Je suis également conscient que les psychiatres proposent souvent des médicaments trop rapidement, et sans conseiller fortement au patient de suivre simultanément une thérapie pour l’aider à gérer ses problèmes émotionnels. C’est au mieux, une vision à court terme. L’utilisation de médicaments seuls peut augmenter la durée et parfois l’intensité de problèmes tels que la dépression et l’anxiété aiguë. C’est comme mettre un pansement sur une coupure sans nettoyer la plaie.

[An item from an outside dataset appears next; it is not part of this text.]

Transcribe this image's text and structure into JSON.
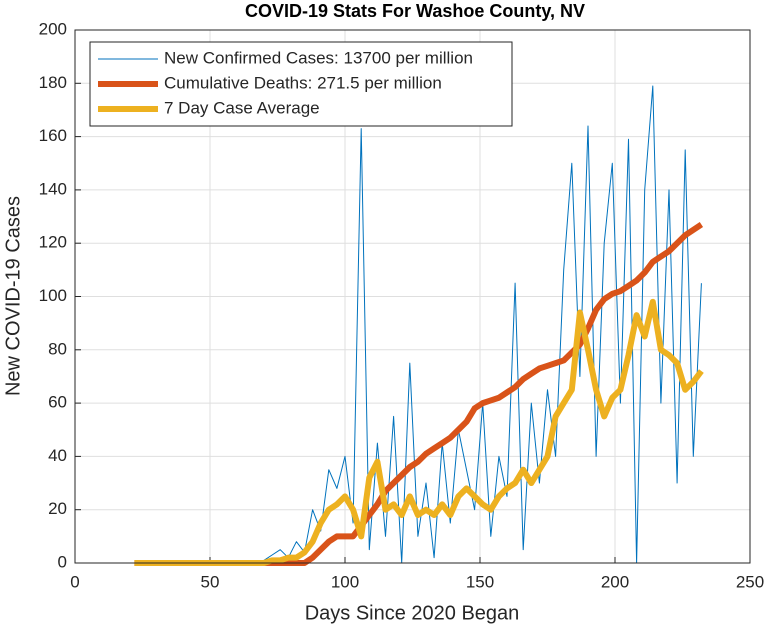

Il est essentiel d’avoir une équipe de soins de santé mentale qui respectera vos sentiments et vos appréhensions et travaillera avec vous dans un esprit de collaboration, plutôt que de contrôle ou de condescendance.

Il est tout aussi essentiel d’être éduqué sur votre maladie mentale et sur les meilleures façons de la traiter. Cela inclut la connaissance des médicaments que vous prenez. Quels sont les effets secondaires et les risques potentiels à long terme ? Prenez-vous le bon médicament ou existe-t-il une alternative qui pourrait être plus efficace pour vous ? Est-il possible d’augmenter la dose et de mettre fin à votre dépendance chimique ? Attention : ce n’est pas le moment de mettre également fin à la psychothérapie.

Tayla Miron-Schatz, PhD, PDG de CureMyWay, une société de conseil scientifique visant à favoriser le changement de comportement chez les patients, les consommateurs et les soignants, note que de nombreuses personnes considèrent leurs médicaments psychologiques comme un « rappel qu’elles sont malades ». Elle leur suggère de « recadrer » ce schéma de pensée et de changer le mantra de « Je prends Abilify et Effexor parce que je suis endommagé » à quelque chose comme « Je prends Abilify et Effexor parce que je suis une personne qui s’occupe de ce qui doit être fait. »

Si vous souffrez d’une maladie physique chronique, il est douteux que vous soyez joyeux de prendre des médicaments tous les jours, mais cela n’a probablement pas d’impact sur l’image que vous avez de vous-même et vous les prenez comme prescrit. Espérons que quelqu’un qui prend des médicaments psychologiques puisse en venir à considérer cette situation exactement de la même manière.